The new framework is currently being implemented on a trial basis at select trauma centers. It will undergo further refinement and validation before full implementation.

Frequently Asked Questions about Traumatic Brain Injuries

What is a traumatic brain injury (TBI)?
A traumatic brain injury (TBI) is an injury that disrupts the normal function of the brain. It can be caused by a bump, blow, or jolt to the head.
What are the common causes of TBIs?
Common causes of TBIs include motor vehicle accidents,falls,assaults,and sports-related injuries.
What are the potential long-term effects of a TBI?

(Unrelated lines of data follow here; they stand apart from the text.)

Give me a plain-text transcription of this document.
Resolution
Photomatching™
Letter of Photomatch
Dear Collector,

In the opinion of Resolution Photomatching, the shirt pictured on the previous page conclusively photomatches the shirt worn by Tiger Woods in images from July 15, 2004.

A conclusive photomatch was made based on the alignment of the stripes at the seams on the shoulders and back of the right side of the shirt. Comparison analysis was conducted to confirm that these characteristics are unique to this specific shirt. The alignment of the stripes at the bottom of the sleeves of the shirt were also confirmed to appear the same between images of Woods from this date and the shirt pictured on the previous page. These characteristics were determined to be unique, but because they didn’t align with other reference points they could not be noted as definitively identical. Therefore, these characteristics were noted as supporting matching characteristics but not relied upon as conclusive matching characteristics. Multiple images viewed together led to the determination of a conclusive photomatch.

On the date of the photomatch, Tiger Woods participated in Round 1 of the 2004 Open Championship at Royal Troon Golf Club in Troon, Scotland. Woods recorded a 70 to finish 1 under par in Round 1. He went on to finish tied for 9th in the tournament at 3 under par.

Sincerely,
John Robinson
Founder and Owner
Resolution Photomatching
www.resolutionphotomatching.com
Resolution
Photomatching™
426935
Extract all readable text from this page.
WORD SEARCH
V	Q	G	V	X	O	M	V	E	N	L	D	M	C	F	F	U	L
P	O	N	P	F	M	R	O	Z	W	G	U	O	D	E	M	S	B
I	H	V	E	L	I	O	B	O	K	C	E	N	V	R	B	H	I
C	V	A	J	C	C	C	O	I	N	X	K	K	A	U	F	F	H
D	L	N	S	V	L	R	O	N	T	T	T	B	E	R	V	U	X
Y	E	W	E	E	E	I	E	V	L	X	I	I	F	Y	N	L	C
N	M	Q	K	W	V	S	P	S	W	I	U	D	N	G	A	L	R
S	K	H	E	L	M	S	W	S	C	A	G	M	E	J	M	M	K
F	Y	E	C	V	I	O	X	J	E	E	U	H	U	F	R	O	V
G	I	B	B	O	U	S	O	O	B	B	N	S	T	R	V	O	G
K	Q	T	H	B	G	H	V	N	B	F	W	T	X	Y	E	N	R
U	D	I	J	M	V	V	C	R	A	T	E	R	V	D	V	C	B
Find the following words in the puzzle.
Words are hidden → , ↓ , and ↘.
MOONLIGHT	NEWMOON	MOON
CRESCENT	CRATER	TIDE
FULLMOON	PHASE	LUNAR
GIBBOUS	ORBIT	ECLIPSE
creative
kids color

The long-term effects of a TBI can vary depending on the severity of the injury.They may include physical disabilities, cognitive impairments, emotional and behavioral changes, and difficulties with daily activities.
How is a TBI diagnosed?
A TBI is typically diagnosed through a combination of clinical evaluation, neurological examination, imaging tests (such as CT scans and MRIs), and biomarker analysis.
What is the Glasgow Coma Scale (GCS)?
The Glasgow Coma Scale (GCS) is a standardized tool used to assess the level of consciousness in patients with acute brain injury. It evaluates eye-opening, verbal response, and motor response to stimuli.